Beginning Of A New Communication Paradigm For Graphene


Graphene, I am sure, is one of the most sought after materials for researchers across the world today. Just two months back we shed light on how graphene will be replacing silicon in the chips creating revolution in the field of semiconductors and then we talked about the new annealing treatment that might take graphene to the next level. Still curious for more, researchers at the Georgia Institute of Technology claim that they have devised a mechanism through which they can extent the capability of nanoscale antennas fabricated from graphene unlike the conventional metallic components.

Traditional connecting material like copper makes the connections between low powered nanomachines nearly impossible. However, this is not the case with graphene because of its unique electronic properties. It requires extremely less energy for operation plus, its honeycomb structure is an added advantage as it helps in producing an electronic surface wave.

The researchers are trying to bring about the desired effect through the piezoelectric quality of graphene, that is, when an electromagnetic wave is introduced to it, the electrons get excited and start to propagate creating an oscillation of charge, consequent upon which electromagnetic wave or the surface plasmon polariton (SPP) wave is produces at the surface level.

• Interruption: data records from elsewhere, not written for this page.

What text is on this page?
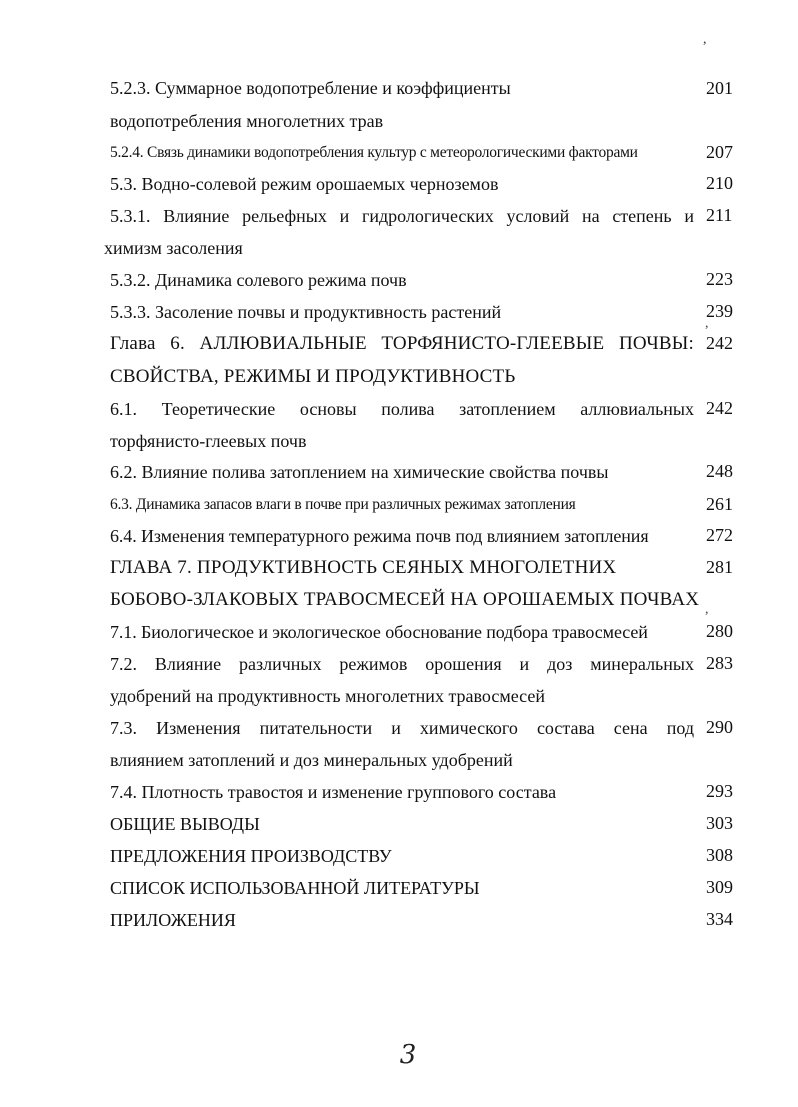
,
5.2.3. Суммарное водопотребление и коэффициенты	201
водопотребления многолетних трав
5.2.4. Связь динамики водопотребления культур с метеорологическими факторами	207
5.3. Водно-солевой режим орошаемых черноземов	210
5.3.1. Влияние рельефных и гидрологических условий на степень и 211
химизм засоления
5.3.2. Динамика солевого режима почв	223
5.3.3. Засоление почвы и продуктивность растений	239
,
Глава 6. АЛЛЮВИАЛЬНЫЕ ТОРФЯНИСТО-ГЛЕЕВЫЕ ПОЧВЫ: 242
СВОЙСТВА, РЕЖИМЫ И ПРОДУКТИВНОСТЬ
6.1. Теоретические основы полива затоплением аллювиальных 242
торфянисто-глеевых почв
6.2. Влияние полива затоплением на химические свойства почвы	248
6.3. Динамика запасов влаги в почве при различных режимах затопления	261
6.4. Изменения температурного режима почв под влиянием затопления	272
ГЛАВА 7. ПРОДУКТИВНОСТЬ СЕЯНЫХ МНОГОЛЕТНИХ	281
БОБОВО-ЗЛАКОВЫХ ТРАВОСМЕСЕЙ НА ОРОШАЕМЫХ ПОЧВАХ ,
7.1. Биологическое и экологическое обоснование подбора травосмесей	280
7.2. Влияние различных режимов орошения и доз минеральных 283
удобрений на продуктивность многолетних травосмесей
7.3. Изменения питательности и химического состава сена под 290
влиянием затоплений и доз минеральных удобрений
7.4. Плотность травостоя и изменение группового состава	293
ОБЩИЕ ВЫВОДЫ	303
ПРЕДЛОЖЕНИЯ ПРОИЗВОДСТВУ	308
СПИСОК ИСПОЛЬЗОВАННОЙ ЛИТЕРАТУРЫ	309
ПРИЛОЖЕНИЯ	334
3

This makes the graphene-based nanoantennas to function at the low end of the terahertz frequency range, between 0.1 and 10 terahertz.

It has been observed that metals such as gold too can produce an SPP but the frequency is higher relatively, which does not make it a contender for the nanoantennas.

Josep Jornet, a graduate student at the time of the research and now an assistant professor at the State University of New York at Buffalo said,

With this antenna, we can cut the frequency by two orders of magnitude and cut the power needs by four orders of magnitude. Using this antenna, we believe the energy-harvesting techniques developed by Dr. Wang would give us enough power to create a communications link between nanomachines.

The concept does sound promising since the practical applications is yet to be demonstrated but the modeling and simulations confirms that nano-networks using the new approach are feasible with the alternative material. As said by one of the lead researcher, graphene will definitely emerge as one of the powerful material in the nanomarket dominating the next half of ensuing century.